Archive for April, 2011

Fear of Flying

April 19, 2011

 

It already seems eons ago. That Hat and I flew home. Wind whipped Time.

We changed Bag Drop queues in Terminal Five several times, sliding  surreptitiously between one and another and then a third according to the expression of the airline official at the top . None bore smiles. When they say 23Kg per passenger, they mean it. So Hat and I had to drag our suitcases off to the Repacking Zone where several other over-enthused travellers had also thumbed their noses at 23Kg and were now pink faced and stressed, turfing out extraneous items which had seemed really important to take yesterday but less so in the face of British Airways Baggage Restrictions.

I don’t understand any of it. I don’t understand how the airline (and who actually said it was the World’s Favourite?

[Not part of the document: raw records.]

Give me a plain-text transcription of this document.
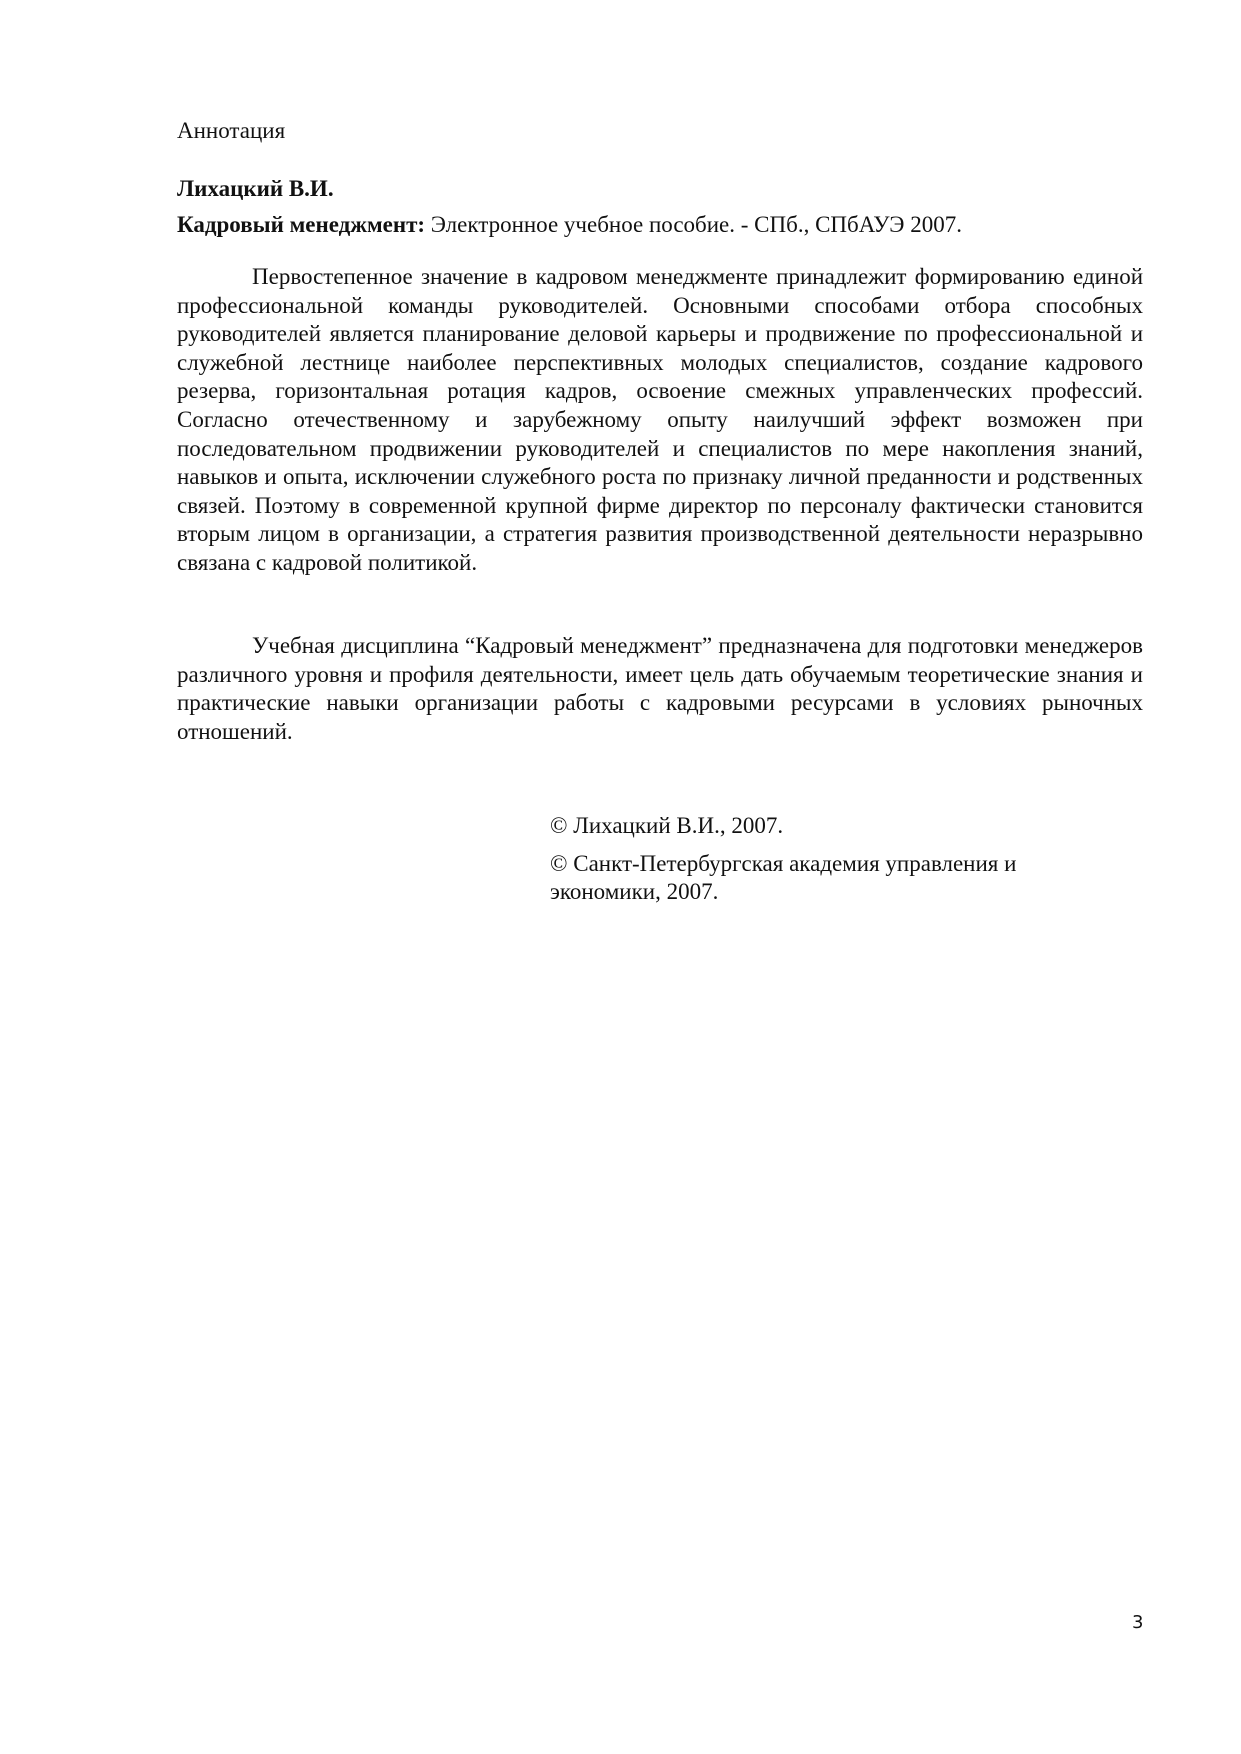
Аннотация
Лихацкий В.И.
Кадровый менеджмент: Электронное учебное пособие. - СПб., СПбАУЭ 2007.

Первостепенное значение в кадровом менеджменте принадлежит формированию единой профессиональной команды руководителей. Основными способами отбора способных руководителей является планирование деловой карьеры и продвижение по профессиональной и служебной лестнице наиболее перспективных молодых специалистов, создание кадрового резерва, горизонтальная ротация кадров, освоение смежных управленческих профессий. Согласно отечественному и зарубежному опыту наилучший эффект возможен при последовательном продвижении руководителей и специалистов по мере накопления знаний, навыков и опыта, исключении служебного роста по признаку личной преданности и родственных связей. Поэтому в современной крупной фирме директор по персоналу фактически становится вторым лицом в организации, а стратегия развития производственной деятельности неразрывно связана с кадровой политикой.

Учебная дисциплина “Кадровый менеджмент” предназначена для подготовки менеджеров различного уровня и профиля деятельности, имеет цель дать обучаемым теоретические знания и практические навыки организации работы с кадровыми ресурсами в условиях рыночных отношений.

© Лихацкий В.И., 2007.

© Санкт-Петербургская академия управления и экономики, 2007.

3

Not me) can’t conduct a cursory summing up of the two (quite small) passengers anxiously waiting to see if their cases pass muster and whether the extra 387 grams they’ve failed to ditch or shuffle to another case will be overlooked because between them they weigh less than the man who has just checked his luggage through without so much as a whimper of complaint? I don’t understand why I must not make jokes about my jeans falling down when I’m instructed to take my belt off to go through the x-ray machine (surely a hint of humour during what looks like a day of unspoken tedium, if you discount the odd spat that emanates when people do actually crack jokes about falling down trousers, would make the whole thing easier to bear for everybody)? I don’t understand why I had to abandon three books and two glossies in the Repacking Zone (all sterile steel topped tables and incriminating weighing scales) in order to conform to my allowance if I can go and purchase exactly the same – and more – in the Departures Lounge and cart it all onto the plane anyway?

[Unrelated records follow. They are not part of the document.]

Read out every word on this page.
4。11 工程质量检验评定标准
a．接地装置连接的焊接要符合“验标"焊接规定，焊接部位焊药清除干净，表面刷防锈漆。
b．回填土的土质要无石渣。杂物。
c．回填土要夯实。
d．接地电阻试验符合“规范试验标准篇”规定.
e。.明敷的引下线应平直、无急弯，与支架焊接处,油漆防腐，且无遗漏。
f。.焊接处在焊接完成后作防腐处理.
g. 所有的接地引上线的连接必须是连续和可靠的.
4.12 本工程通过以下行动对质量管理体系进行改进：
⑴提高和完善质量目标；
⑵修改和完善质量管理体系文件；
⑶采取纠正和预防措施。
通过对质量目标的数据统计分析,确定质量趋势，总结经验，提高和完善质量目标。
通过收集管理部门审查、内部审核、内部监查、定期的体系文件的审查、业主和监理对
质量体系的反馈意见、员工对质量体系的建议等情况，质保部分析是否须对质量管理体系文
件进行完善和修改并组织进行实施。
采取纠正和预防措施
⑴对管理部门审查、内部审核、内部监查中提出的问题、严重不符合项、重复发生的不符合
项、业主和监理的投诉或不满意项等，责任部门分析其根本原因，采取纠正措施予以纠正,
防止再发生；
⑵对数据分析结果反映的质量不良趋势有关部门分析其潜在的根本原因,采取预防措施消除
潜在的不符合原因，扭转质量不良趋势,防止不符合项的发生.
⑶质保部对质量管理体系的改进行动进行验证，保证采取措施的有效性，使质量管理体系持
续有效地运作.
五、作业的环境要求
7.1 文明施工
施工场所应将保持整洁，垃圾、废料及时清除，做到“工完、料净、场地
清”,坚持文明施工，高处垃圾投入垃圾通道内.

I don’t understand why, when we’re called to board, there’s a scrum to get on? Certainly a wildebeeste dash might be forgiven if you’re going Ryan Air but if there’s a seat number attached to your boarding card, that’s where you’re going, like it or not. And this isn’t the Tube: there’s not going to be a sudden Doors Closing announcement and the thing’s gone without you.

And on board, I don’t understand why I’m the only person paying attention during the safety demonstration? Because I have an outsized conscience? Because I’d feel really stupid standing up there gesticulating if nobody was paying the blindest bit of notice and instead flicking through the glossies they’ve just bought in Smiths’ to replenish the glossies they were obliged to chuck out. I especially can’t fathom the time and feigned expression of interest and sincerity that I waste on this exercise because in the face of an accident I promise you I will not remember to assume the brace position or how my oxygen mask works. I will do what most people will do: panic and shriek. And I will forget to remove my shoes as I don my life jacket on exit which I will indubitably, in my haste and my distress, inflate before I get out even though I have been told not to.

And then, in the event I find myself stricken and afloat somewhere in the Mediterranean, I really cannot understand how the airline believes a sports day whistle and a tiny match light is going to summon a rescue crew from a distant shore I cannot see?

But none of that really matters anymore: as I said, I’m home.